PHOENIX REAL ESTATE MARKET REPORT - JULY 2011


Phoenix Real Estate Market Report Summary

This data includes single family detached homes, patio homes, condos, and townhomes provided by the Arizona Multiple Listing Service. The monthly charts above are based on trailing twelve monthly averages from August 2010 to July 2011 which shows the total activity in the Phoenix Metropolitan real estate market over a twelve month period. The yearly charts above are based on a yearly average for 2005 to 2010 but a trailing twelve month average from August 2010 to July 2011 for the year 2011. Without the trailing twelve month average for the year 2011, the charts would be substantially skewed and would not portray an accurate view of the market on an annual basis.

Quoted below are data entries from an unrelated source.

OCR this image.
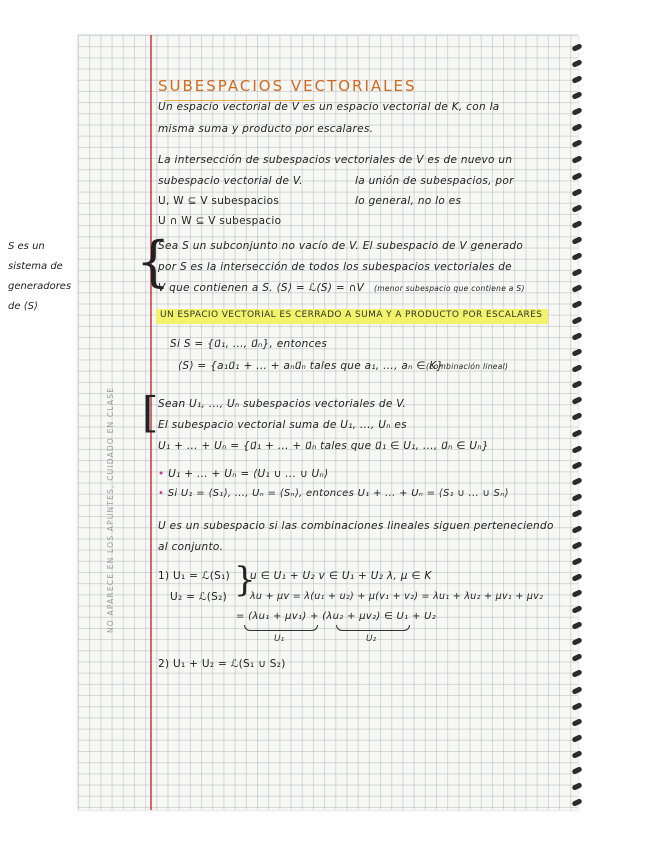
SUBESPACIOS VECTORIALES
Un espacio vectorial de V es un espacio vectorial de K, con la
misma suma y producto por escalares.
La intersección de subespacios vectoriales de V es de nuevo un
subespacio vectorial de V.	la unión de subespacios, por
U, W ⊆ V subespacios	lo general, no lo es
U ∩ W ⊆ V subespacio
S es un
sistema de
generadores
de ⟨S⟩
{
Sea S un subconjunto no vacío de V. El subespacio de V generado
por S es la intersección de todos los subespacios vectoriales de
V que contienen a S. ⟨S⟩ = ℒ(S) = ∩V (menor subespacio que contiene a S)
UN ESPACIO VECTORIAL ES CERRADO A SUMA Y A PRODUCTO POR ESCALARES
Si S = {u⃗₁, ..., u⃗ₙ}, entonces
⟨S⟩ = {a₁u⃗₁ + ... + aₙu⃗ₙ tales que a₁, ..., aₙ ∈ K}
(combinación lineal)
[ Sean U₁, ..., Uₙ subespacios vectoriales de V.
El subespacio vectorial suma de U₁, ..., Uₙ es
U₁ + ... + Uₙ = {u⃗₁ + ... + u⃗ₙ tales que u⃗₁ ∈ U₁, ..., u⃗ₙ ∈ Uₙ}
• U₁ + ... + Uₙ = ⟨U₁ ∪ ... ∪ Uₙ⟩
• Si U₁ = ⟨S₁⟩, ..., Uₙ = ⟨Sₙ⟩, entonces U₁ + ... + Uₙ = ⟨S₁ ∪ ... ∪ Sₙ⟩
U es un subespacio si las combinaciones lineales siguen perteneciendo
al conjunto.
NO APARECE EN LOS APUNTES, CUIDADO EN CLASE	1) U₁ = ℒ(S₁)
U₂ = ℒ(S₂) }
u ∈ U₁ + U₂ v ∈ U₁ + U₂ λ, μ ∈ K
λu + μv = λ(u₁ + u₂) + μ(v₁ + v₂) = λu₁ + λu₂ + μv₁ + μv₂
= (λu₁ + μv₁) + (λu₂ + μv₂) ∈ U₁ + U₂
U₁	U₂
2) U₁ + U₂ = ℒ(S₁ ∪ S₂)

As you can see from the first chart above, Cromford Market Index, the first time home buyer tax credit created a great deal of demand in the market similar to the real estate boom from 2004 to 2006. When the government withdrew the first time home buyer tax credit on April 30, 2010, the average sold price and number of transactions decreased and the average days on market increased. Currently the residential real estate market is experiences another buying frenzy that is caused without government intervention or relaxed mortgage underwriting standards. Consumers are jumping into the real estate market because market statistics are indicating the market has hit the bottom and investors can purchase homes at rock bottom prices where they can rent the homes out to receive a 10% to 15% or more return on investment. Due to the current oversupply of homes on the market, real estate prices have not increased significantly but once the supply of homes are purchased real estate prices will start to increase at a faster pace (Chart #2 shows supply). Since January 2011, the average sold price has decreased approximately -2.3% (down from last month), the average days on market have decreased approximately -13.5% (down from last month) and the number of transaction has increased approximately +30.7% (up from last month). It should be noted that the month of June experienced 12,190 transaction of which 5,728 transaction were bank owed (up 85.4% since January) and 3,028 transactions were short sales (up 120.2% since January.    
  
The number of Notice of Trustee Sales is currently experiencing a decline due to the declining number of adjustable rate mortgages coming due and from more lending institutions working harder on helping people stay in their homes. The number of foreclosures “notices” entering the market is expected to continue its decline in late 2011 and early 2012 due to the exhaustion of adjustable rate mortgages created between 2003 to 2007. The percentage of third party purchases (other than banks taking back as REO) has increased substantially since the beginning of this year where we are currently at 40% of all purchases are from third parties. The percentage might appear to be a low number but the last time we experience this volume of purchase was back in August 2006. The real estate market has reached a level of equilibrium where demand is equal to supply and all buyers are rushing into the market to take advantage of low prices. Once the supply of residential homes are exhausted and demand continues to rise, real estate prices will begin to rise (depends on the sustained level of demand). Time to buy is NOW!!